Staying in Touch with The Aristocrats
Geordie Hospital
Mick Jagger will call you, so make sure to have lots of biscuits.
The skinny Stone wasn’t happy when he dropped in at Renishaw Hall in Derbyshire, looked in the biscuit barrel and found it empty.
‘Oi Keef,’ he wailed. ‘I can’t get no . . . snackie action!’
Oh all right, I’m making up that last bit. But the denizens of Renishaw, Rick and Alexandra — descendants of the infamous artistic Sitwell siblings — insist it’s true that Mick came to visit.
A lid was lifted from an old soup pot, and the contents were expected to contain biccies. The ITV series Keeping Up With The Aristocrats is filled with stories similar to the one in the National Trust Guidebook.
It is a joke that while stately homes look regal, it is actually a normal life.
Lady Emma Fitzalan-Howard, whose father-in-law was the Duke of Norfolk, spends much of her time at Carlton Towers in Yorkshire ironing her husband Gerald’s linen shirts.

Dave (pictured), Alexandra and Rick’s butler, compares his work to his father’s pig farmer occupation.

The stately homes in Keeping Up With The Aristocrats are lordly, though life life behind the facade is anything but

ITV’s reality TV show, Keeping Up With The Aristocrats shows a glimpse into English nobility’s lives.
He seems to be able to deal with a lot. Most of the time, he’s pottering outdoors, trying to coax grapes from their chilly vineyard or smoking bits of trout in a converted garden shed.
Lord Ivar Mountbatten (a relative of the Queen and Prince Philip) runs a cafe in his Devon mansion, Bridwell. They are both experts at cupcakes together with James.
Princess Olga Romanoff conducts her own guided tours of her half-timbered country house in Kent, at £14 a head.
She was a charming flirt who could be trusted to ensure Mick Jagger received his cookies.
She likes the more macho type, though — military men, ‘trained killers’ in her words, preferably blond and tall.
Her father was Tsar Nicholas II’s nephew and her mother wanted to see her marry Prince Charles. Unfortunately for the British monarchy she chose the wrong religion.
‘He definitely had a lucky escape,’ she mused. We all did — Princess Olga makes Sarah Ferguson look like Sister Julienne from Call The Midwife.
It was all great fun, and the producers didn’t need to over-egg it with a string quartet on the soundtrack, scraping their way through hits by Abba and Lady Gaga.
Downton Abbey was not aware of this fact, although Renishaw Hall does indeed have a butler. His father was a farmer of pigs.
‘It’s the same thing,’ he said. ‘You feed them when they’re hungry and clean up their mess.’
Geordie Hospital (C4) was not short of one-liners and wisecracks. It was filmed at the Freeman Hospital in Newcastle and the Royal Victoria Infirmary.

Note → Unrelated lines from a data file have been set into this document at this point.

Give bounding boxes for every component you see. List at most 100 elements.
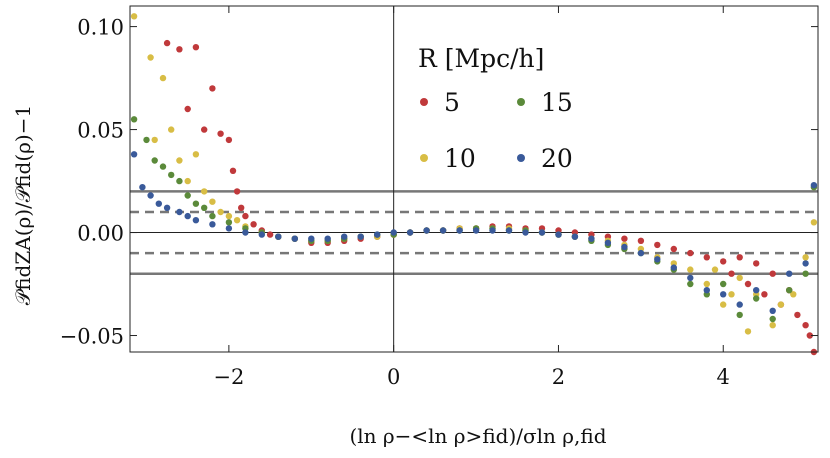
point-10-6 — [184, 177, 191, 185]
point-5-9 — [233, 188, 241, 195]
y-tick-label-0: −0.05 — [60, 325, 124, 349]
x-axis-title: (ln ρ−<ln ρ>fid)/σln ρ,fid — [349, 424, 606, 448]
point-20-45 — [810, 182, 818, 189]
point-20-6 — [184, 212, 191, 220]
point-5-51 — [794, 311, 801, 319]
legend-marker-5 — [420, 98, 428, 106]
point-10-41 — [703, 280, 710, 288]
point-5-0 — [163, 39, 171, 47]
point-20-20 — [406, 229, 414, 236]
point-20-11 — [258, 231, 265, 238]
reference-lines — [130, 6, 818, 352]
point-20-17 — [357, 233, 364, 240]
x-tick-label-2: 2 — [552, 365, 565, 389]
point-20-15 — [324, 235, 331, 242]
point-20-26 — [505, 227, 513, 234]
point-15-42 — [753, 295, 760, 302]
y-tick-label-1: 0.00 — [77, 222, 124, 246]
point-20-32 — [604, 239, 612, 246]
point-5-14 — [266, 231, 274, 238]
point-15-3 — [159, 163, 167, 170]
point-10-43 — [720, 301, 727, 308]
point-15-9 — [209, 212, 216, 220]
point-15-6 — [184, 192, 191, 199]
point-15-45 — [802, 270, 809, 277]
point-20-28 — [538, 229, 546, 236]
series-20 — [130, 151, 818, 314]
x-tick-label-1: 0 — [387, 365, 400, 389]
y-axis-title: 𝒫fidZA(ρ)/𝒫fid(ρ)−1 — [11, 105, 35, 305]
point-5-3 — [184, 105, 191, 113]
point-20-2 — [147, 192, 154, 199]
point-10-48 — [769, 322, 776, 329]
point-10-5 — [176, 157, 183, 164]
point-15-44 — [786, 287, 793, 294]
point-20-16 — [341, 233, 348, 240]
point-15-40 — [720, 280, 727, 288]
point-5-11 — [242, 212, 249, 220]
point-20-40 — [736, 301, 743, 308]
point-5-44 — [736, 254, 743, 261]
point-5-10 — [238, 204, 245, 211]
x-tick-label-3: 4 — [717, 365, 730, 389]
point-15-10 — [225, 219, 233, 226]
point-20-38 — [703, 287, 710, 294]
x-tick-label-0: −2 — [213, 365, 244, 389]
legend-label-10: 10 — [444, 144, 476, 173]
point-20-21 — [423, 227, 430, 234]
point-10-44 — [728, 291, 735, 298]
point-10-1 — [147, 54, 154, 61]
point-10-9 — [209, 198, 216, 205]
point-20-44 — [802, 260, 809, 267]
point-20-39 — [720, 291, 727, 298]
x-axis: −2 0 2 4 — [213, 6, 730, 389]
y-tick-label-2: 0.05 — [77, 119, 124, 143]
point-5-39 — [670, 245, 677, 253]
point-20-0 — [130, 151, 138, 158]
point-5-38 — [654, 241, 661, 249]
point-20-8 — [209, 221, 216, 228]
point-20-42 — [769, 307, 776, 314]
point-5-43 — [728, 270, 735, 277]
point-10-50 — [790, 291, 797, 298]
point-15-7 — [192, 200, 200, 207]
point-20-18 — [374, 231, 381, 238]
y-axis: −0.05 0.00 0.05 0.10 — [60, 16, 818, 349]
point-15-0 — [130, 116, 138, 123]
point-20-14 — [308, 235, 315, 242]
point-5-5 — [209, 85, 216, 92]
point-5-45 — [744, 280, 752, 288]
point-20-23 — [456, 227, 463, 234]
point-20-27 — [522, 229, 529, 236]
legend-label-5: 5 — [444, 88, 460, 117]
point-5-40 — [687, 249, 694, 257]
point-5-2 — [192, 44, 200, 51]
point-5-48 — [769, 270, 776, 277]
legend-label-15: 15 — [541, 88, 573, 117]
point-20-1 — [139, 184, 146, 191]
point-5-42 — [720, 258, 727, 265]
point-20-13 — [291, 235, 298, 242]
point-5-1 — [176, 46, 183, 53]
point-5-12 — [250, 221, 257, 228]
point-20-22 — [439, 227, 447, 234]
point-5-6 — [217, 130, 224, 137]
point-20-33 — [621, 243, 628, 251]
point-10-52 — [810, 219, 818, 226]
point-15-1 — [143, 136, 150, 144]
plot-frame — [129, 5, 819, 353]
point-10-11 — [225, 212, 233, 220]
point-15-4 — [168, 171, 175, 179]
point-5-46 — [753, 260, 760, 267]
point-10-42 — [711, 266, 719, 273]
point-5-36 — [621, 235, 628, 242]
point-5-52 — [802, 322, 809, 329]
point-10-51 — [802, 254, 809, 261]
point-10-45 — [736, 274, 743, 282]
point-10-4 — [168, 126, 175, 133]
point-10-2 — [159, 74, 167, 82]
point-20-24 — [472, 227, 480, 234]
point-15-2 — [151, 157, 158, 164]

Geordie Hospital follows life on the wards of the Freeman Hospital and the Royal Victoria Infirmary in Newcastle
‘We’re a bunch of oddbods, laughing morning, noon and night,’ declared one surgeon. ‘They have a sense of humour that is second to none,’ said another.
The nurses were chatting up the man on the fruit stall in the car park and the clinicians were giggling about their diets — it was non-stop fun and games.
That’s all very well, but it was a relief when transplant surgeon Colin Wilson, a miner’s grandson, spoke up in the operating theatre during a tricky procedure: ‘Jokes stop, banter stops, this is a serious job.’
Some were very serious. Kit, four years old, was waiting to receive a transplant.
The only thing that kept him alive was his massive battery pack. It powered the mechanical pump located in his small chest.
His parents, inevitably, looked wrung out. The only thing that keeps you going in that circumstance is light-hearted moments.
Hurrah, then, for Poppy Jingles, the ‘staff welfare hound’ who was back at work after being unable to come in to the hospitals during lockdown. She was ‘furryloughed’.